If you are looking for a smooth and flavorful whiskey that you can enjoy neat or on the rocks, both bourbon and Canadian whisky are great choices.

However, if you want to explore the unique flavors of both types of whiskey, you should try them both. A glass of Canadian whisky is rich with complex flavors that range from spicy to citrusy to sweet. If you are looking for a little extra kick, try adding a cinnamon stick or a large piece of fresh ginger to the spirit , or add a slice of orange as you drink. With these additions, you can enjoy the rich spices, body and bite of this style of spirit neat or with a single large ice cube, while still feeling the warmth that makes it perfect to keep you warm on a cold winter night.

Bourbon, on the other hand, is perhaps best served with a little bit of water to open up its complex sweet flavors that range from vanilla and caramel to butterscotch and coconut. It can also be served over ice or with just a large ice cube. Either way, its bold flavor and distinctive flavor profile will not be diluted.

For those who want to enjoy a bourbon or Canadian Whisky cocktail, the possibilities are endless.

Bourbon Cocktails

Several popular bourbon cocktails are perfect for any occasion.

The classic Manhattan, for example, is one of the most famous bourbon drinks and is made with sweet vermouth and bitters.

The Old Fashioned is another classic, made with bourbon, sugar, Angostura bitters and water. 

Related: 30 Most Popular Classic Cocktails in the World

Canadian Whisky Cocktails

A few popular Canadian whiskey cocktails are worth trying.
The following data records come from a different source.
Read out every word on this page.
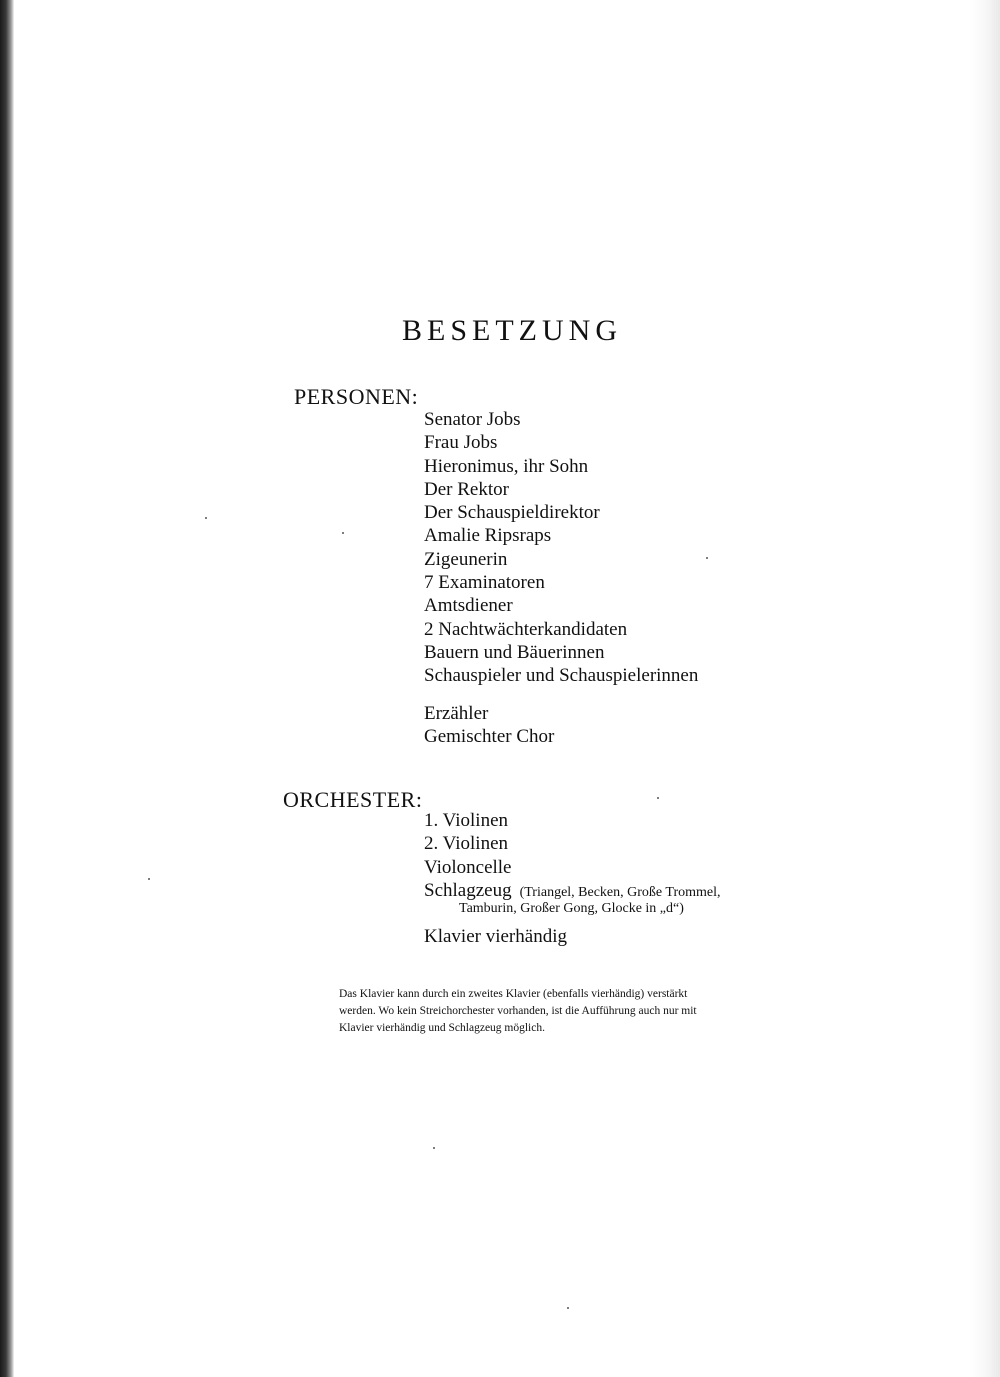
BESETZUNG
PERSONEN:
Senator Jobs
Frau Jobs
Hieronimus, ihr Sohn
Der Rektor
Der Schauspieldirektor
Amalie Ripsraps
Zigeunerin
7 Examinatoren
Amtsdiener
2 Nachtwächterkandidaten
Bauern und Bäuerinnen
Schauspieler und Schauspielerinnen
Erzähler
Gemischter Chor
ORCHESTER:
1. Violinen
2. Violinen
Violoncelle
Schlagzeug (Triangel, Becken, Große Trommel,
Klavier vierhändig
Tamburin, Großer Gong, Glocke in „d“)

Das Klavier kann durch ein zweites Klavier (ebenfalls vierhändig) verstärkt werden. Wo kein Streichorchester vorhanden, ist die Aufführung auch nur mit Klavier vierhändig und Schlagzeug möglich.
Donald Sutherland is a Canadian version of the famous Rusty Nail cocktail. It is prepared with a combination of Canadian rye whiskey and Drambuie

For a truly unique drink, mix Canadian Old-Fashioned with maple syrup and serve over ice.

Or if you are looking for something more indulgent, try the Canadian Whisky Sour, made with lemon juice, simple syrup and egg white.

Finally, no list of Canadian whisky cocktails would be complete without the Caesar, Canada's national drink.

It's made with Clamato juice, Worcestershire sauce and hot sauce, and although it's usually made with vodka, Canadian whiskey is a good substitute for the cocktail.